As council's take the opportunity to challenge these processes and to test their assumptions about their customers, it encourages them to do so consitently across all their access channels. A digital service mustn't just be launched at the expense of a more traditional route in - despite that being the quickest way to realise the savings potential that's available. There will always be a need for mediated support amongst the less technically savvy of customers. There will always be those who need a reassuring voice rather than a robotic confirmation or error message. Some customers will never adapt to digital technology. In short, council's aren't entirely in control of their service offers - customers decide how customer-centric they must be and there remains a core demand for the human touch.

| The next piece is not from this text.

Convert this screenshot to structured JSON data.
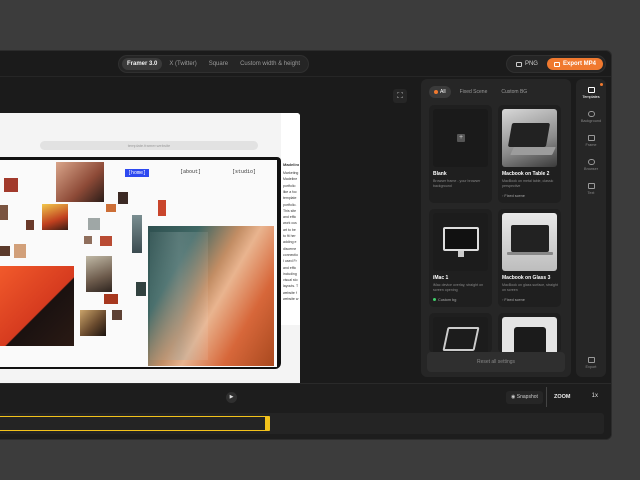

It's an incredibly challenging issue and the complexity we've found in redesigning our services and in the approach we've taken to doing so, has energised some fairly lengthy pieces of work that while effective, have swallowed up months, if not years worth of effort. Testing alone has proven to be a very protracted affair and often times systems integrations have been amazingly extensive and costly. Engagement with individual council departments has ranged from positive to down right fractious on occassion - we've seen some staff actively refuse to change.
And so at the moment, of the 986 council services delivered nationally according to the ESD Toolkit, in Barnsley we offer somewhere in the region of 630 of them. We've digitised only around 150 of those that we've published to barnsley.gov.uk and I'd argue that those created in the early days are far from perfect. I personally have been at this for the last 18 years and it's very frustrating, although entirely understandable, that we’ve only managed to deliver such a relatively small proportion of what we ultimately must, but I believe the work is just and continuing is the right thing to do.
That said, accepting that digitising services is still an appropriate investment, how on earth do we ever actually reach a point that all of our services are available digitally? If we continue with our current approach, many more decades will pass and by the time we do eventually finish, there’ll be a whole new set of customer demands to cater for. Even now we're seeing the mainstream rollout of smart home devices, voice assistants, wearables and Internet of Things devices. While the "eGovernment ask" of us remains, there has to be a new way of thinking about how it's achieved!
I intend to research this further over the coming months with a view to submitting a proposal and business case in Barnsley for 'reform'. I'd like to create an opportunity for us try something a little different, certainly something agile and iterative. My software development team have proven their worth time and again when it comes to pure talent and capability around this very sort of thing and so I'd like them to have a chance to get their teeth into the problem and to see what they can do.
I'll post again and the story progresses.